Meilleur et pire scénario :

Meilleur scénario :

L'alchimie prend dès le début de la saison. Au bout de quelques matchs, le Thunder devient une véritable team, non seulement sur le papier mais aussi et surtout dans le jeu. Le Big 3 régale et nous colle du 60-70 points tous les soirs. Dre, le bon arrière-défenseur nous prépare des blocks comme on aime. Steven pose ses écrans plus vite que Carglass et Jerami nous fait plaisir avec un ou deux dunks per game, made in Space Jam (ou made in Jeff Green, il est chaud en ce moment, demandez à Mahinmi). Résultat, une 2e place à l'Ouest, histoire de chauffer un peu plus Rumble qui doit déjà être en train de titiller pour le premier match de la saison à la Chesepeake. Après Russ qui a signé 5 ans, PG le suit et dans 2 ans, c'est direction la Maison-Blanche pour célébrer le titre (quoique...).

Pire scénario :

Paul George se blesse dès le début de la saison et est écarté des terrains pendant un bon moment. Libre l'été suivant, il part se dorer la pilule du côté des Lakers de Los Angeles, influencé par une California girl. Hoodie Melo en a marre de jouer avec Kyle Singler, qui a pris la place de PG13. Il quitte lui aussi le navire en 2018. Reste plus que Russ, qui ayant signé pour 5 ans, est fidèle à Sam Presti. Il créé donc le Big 1. C'est comme un Big 3, mais tout seul. Et Roberson se met à enchaîner les air balls à 3 points.
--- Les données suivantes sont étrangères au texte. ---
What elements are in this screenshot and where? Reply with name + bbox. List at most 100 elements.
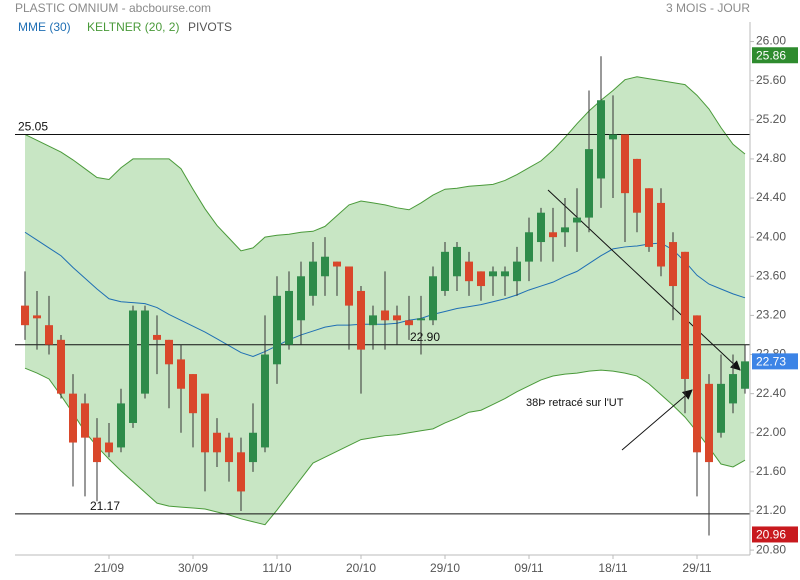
candle-body — [693, 315, 701, 453]
candle-body — [129, 310, 137, 423]
x-tick-label: 09/11 — [514, 561, 543, 575]
candle-body — [489, 271, 497, 277]
annotation: 38Þ retracé sur l'UT — [526, 397, 624, 409]
x-tick-label: 29/11 — [682, 561, 711, 575]
price-tag-label: 20.96 — [756, 528, 786, 542]
candle-body — [309, 261, 317, 296]
candle-body — [477, 271, 485, 287]
keltner-upper — [24, 76, 746, 252]
candle-body — [117, 403, 125, 448]
price-tag-label: 25.86 — [756, 48, 786, 62]
candle-body — [273, 295, 281, 365]
candle-body — [69, 393, 77, 443]
candle-body — [405, 320, 413, 326]
candle-body — [561, 227, 569, 233]
candle-body — [261, 354, 269, 448]
chart-title: PLASTIC OMNIUM - abcbourse.com — [15, 1, 211, 15]
candle-body — [81, 403, 89, 438]
y-tick-label: 24.40 — [756, 190, 786, 204]
candle-body — [45, 325, 53, 345]
candle-body — [597, 100, 605, 179]
candle-body — [525, 232, 533, 262]
candle-body — [249, 432, 257, 463]
pivot-label: 25.05 — [18, 120, 48, 134]
price-tag — [752, 526, 798, 543]
candle-body — [717, 383, 725, 433]
candle-body — [453, 246, 461, 277]
candle-body — [441, 251, 449, 291]
candle-body — [153, 334, 161, 340]
x-tick-label: 18/11 — [598, 561, 627, 575]
candle-body — [549, 232, 557, 238]
candle-body — [669, 242, 677, 287]
y-tick-label: 25.20 — [756, 112, 786, 126]
candle-body — [321, 256, 329, 277]
candle-body — [141, 310, 149, 394]
candle-body — [21, 305, 29, 326]
y-tick-label: 26.00 — [756, 34, 786, 48]
candle-body — [573, 217, 581, 223]
legend-mme: MME (30) — [18, 20, 71, 34]
x-tick-label: 21/09 — [94, 561, 124, 575]
candle-body — [393, 315, 401, 321]
price-tag — [752, 47, 798, 64]
price-tag-label: 22.73 — [756, 355, 786, 369]
candle-body — [621, 134, 629, 194]
candle-body — [297, 276, 305, 321]
candle-body — [741, 361, 749, 389]
candle-body — [333, 261, 341, 267]
candle-body — [585, 149, 593, 218]
candle-body — [93, 437, 101, 463]
candle-body — [645, 188, 653, 247]
y-tick-label: 24.00 — [756, 229, 786, 243]
chart-subtitle: 3 MOIS - JOUR — [666, 1, 750, 15]
candle-body — [705, 383, 713, 463]
candle-body — [213, 432, 221, 453]
y-tick-label: 21.60 — [756, 464, 786, 478]
candle-body — [633, 158, 641, 213]
y-tick-label: 22.00 — [756, 425, 786, 439]
candle-body — [417, 318, 425, 321]
x-tick-label: 29/10 — [430, 561, 460, 575]
y-tick-label: 25.60 — [756, 73, 786, 87]
y-tick-label: 24.80 — [756, 151, 786, 165]
candle-body — [657, 202, 665, 267]
y-tick-label: 22.40 — [756, 386, 786, 400]
candle-body — [537, 212, 545, 243]
x-tick-label: 20/10 — [346, 561, 376, 575]
candle-body — [429, 276, 437, 321]
pivot-label: 22.90 — [410, 330, 440, 344]
candle-body — [345, 266, 353, 306]
candle-body — [381, 310, 389, 321]
legend-keltner: KELTNER (20, 2) — [87, 20, 179, 34]
candle-body — [105, 442, 113, 453]
y-tick-label: 23.20 — [756, 308, 786, 322]
x-tick-label: 11/10 — [262, 561, 291, 575]
candle-body — [465, 261, 473, 282]
candle-body — [57, 339, 65, 394]
candle-body — [237, 452, 245, 492]
keltner-lower — [24, 367, 746, 526]
candle-body — [225, 437, 233, 463]
candle-body — [357, 290, 365, 350]
legend-pivots: PIVOTS — [188, 20, 232, 34]
annotation-arrow — [621, 389, 693, 451]
candle-body — [285, 290, 293, 345]
price-tag — [752, 353, 798, 370]
candle-body — [177, 359, 185, 389]
candle-body — [33, 315, 41, 319]
candle-body — [201, 393, 209, 453]
x-tick-label: 30/09 — [178, 561, 208, 575]
candle-body — [513, 261, 521, 282]
y-tick-label: 20.80 — [756, 542, 786, 556]
y-tick-label: 23.60 — [756, 268, 786, 282]
y-tick-label: 21.20 — [756, 503, 786, 517]
pivot-label: 21.17 — [90, 499, 120, 513]
candle-body — [729, 374, 737, 404]
candle-body — [189, 374, 197, 414]
candle-body — [609, 134, 617, 140]
candle-body — [165, 339, 173, 365]
candle-body — [501, 271, 509, 277]
candle-body — [369, 315, 377, 326]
Au fait, inutile de préciser que 2017-2018, c'est "on prend les mêmes et on recommence". Arrivés aux playoffs en 6e position, ils tombent contre les Rockets, qui s'amusent contre les joueurs d'OKC. Pas cool.  

Pronostique :

Heureusement, l'imaginaire n'est pas réel, le réel n'est pas imaginaire. Bref, le "pire scénario" n'arrivera pas (enfin on l'espère). Objectivement, on voit mal comment le Thunder ne peut pas y arriver. On les met donc 3e à l'Ouest avec 56 victoires. Propre.